In this case $n$ is a unit normal vector which makes $\lvert c\rvert$ the distance of the line to the origin.

We see that $u=cn$ fulfills the equation of the line.

The vector $$ \hat{n} = (-\sin(t), \cos(t)) $$ is orthogonal to $n$, as $$ \hat{n} \cdot n = (-\sin(t), \cos(t)) \cdot (\cos(t), \sin(t)) = - \sin(t)\cos(t)+\cos(t)\sin(t) = 0 $$ So an equation of our normal line is $$ \hat{n} \cdot u = d $$ where $\lvert d \rvert $ is the distance of the normal line to the origin, as $\hat{n}$ is a unit normal vector as well.

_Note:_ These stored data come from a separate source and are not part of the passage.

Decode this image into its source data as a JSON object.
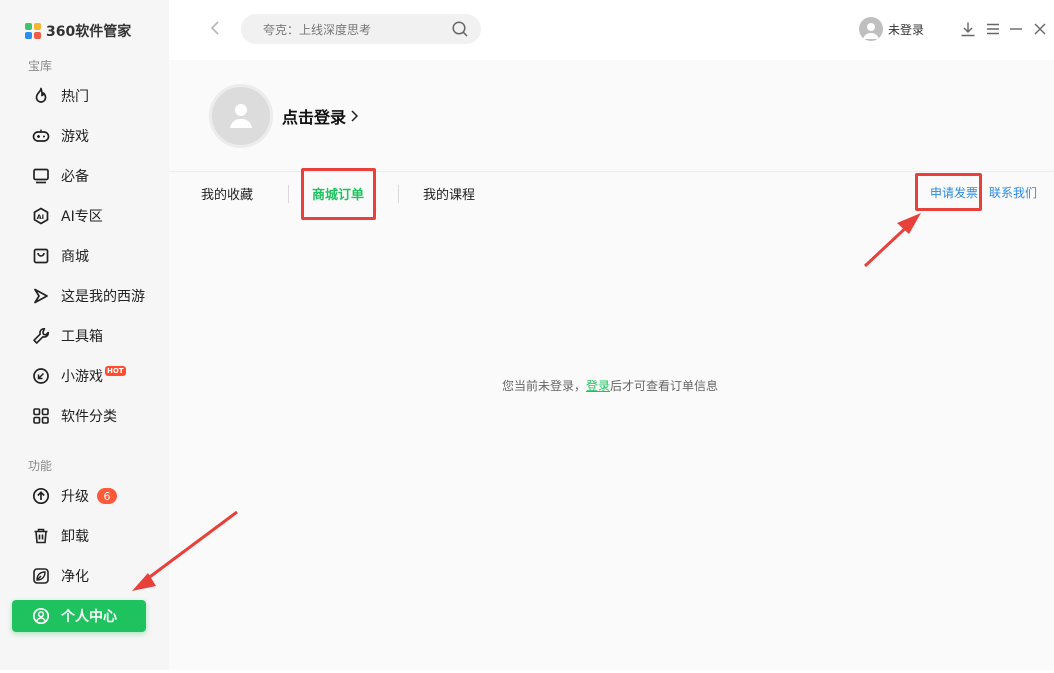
{
  "app": {
    "title": "360软件管家",
    "logo_colors": [
      "#3fc36b",
      "#f6b62d",
      "#2d8cf0",
      "#f05a47"
    ]
  },
  "sidebar": {
    "section_repo": "宝库",
    "section_func": "功能",
    "items": [
      {
        "label": "热门",
        "icon": "flame-icon"
      },
      {
        "label": "游戏",
        "icon": "gamepad-icon"
      },
      {
        "label": "必备",
        "icon": "monitor-icon"
      },
      {
        "label": "AI专区",
        "icon": "ai-icon"
      },
      {
        "label": "商城",
        "icon": "bag-icon"
      },
      {
        "label": "这是我的西游",
        "icon": "play-icon"
      },
      {
        "label": "工具箱",
        "icon": "wrench-icon"
      },
      {
        "label": "小游戏",
        "icon": "minigame-icon",
        "badge": "HOT"
      },
      {
        "label": "软件分类",
        "icon": "grid-icon"
      }
    ],
    "func_items": [
      {
        "label": "升级",
        "icon": "upgrade-icon",
        "count": "6"
      },
      {
        "label": "卸载",
        "icon": "trash-icon"
      },
      {
        "label": "净化",
        "icon": "leaf-icon"
      },
      {
        "label": "个人中心",
        "icon": "user-icon",
        "active": true
      }
    ],
    "accent": "#1ec35f"
  },
  "topbar": {
    "search_placeholder": "夸克：上线深度思考",
    "user_label": "未登录"
  },
  "main": {
    "login_prompt": "点击登录",
    "tabs": [
      "我的收藏",
      "商城订单",
      "我的课程"
    ],
    "active_tab": "商城订单",
    "right_links": [
      "申请发票",
      "联系我们"
    ],
    "empty_prefix": "您当前未登录，",
    "empty_link": "登录",
    "empty_suffix": "后才可查看订单信息"
  }
}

The point where the line touches the circle $x^2+y^2=c^2$

This is the point $u = cn$. It fulfills $$ n \cdot u = n\cdot(cn) = c (n \cdot n) = c \\ (c \cos(t))^2 + (c \sin(t))^2 = c^2 (\cos(t)^2 + \sin(t)^2) = c^2 $$ thus lies on the line and the circle.

We insert this $u$ in the equation of the normal line $$ d = \hat{n} \cdot u = \hat{n} \cdot (cn) = c (\hat{n} \cdot n) = c \, 0 = 0 $$ so we have $d=0$ and the equation $$ \hat{n} \cdot u = 0 $$ Note: The advantage of these normal forms is that they also work for the cases $t = \pm\pi/2$.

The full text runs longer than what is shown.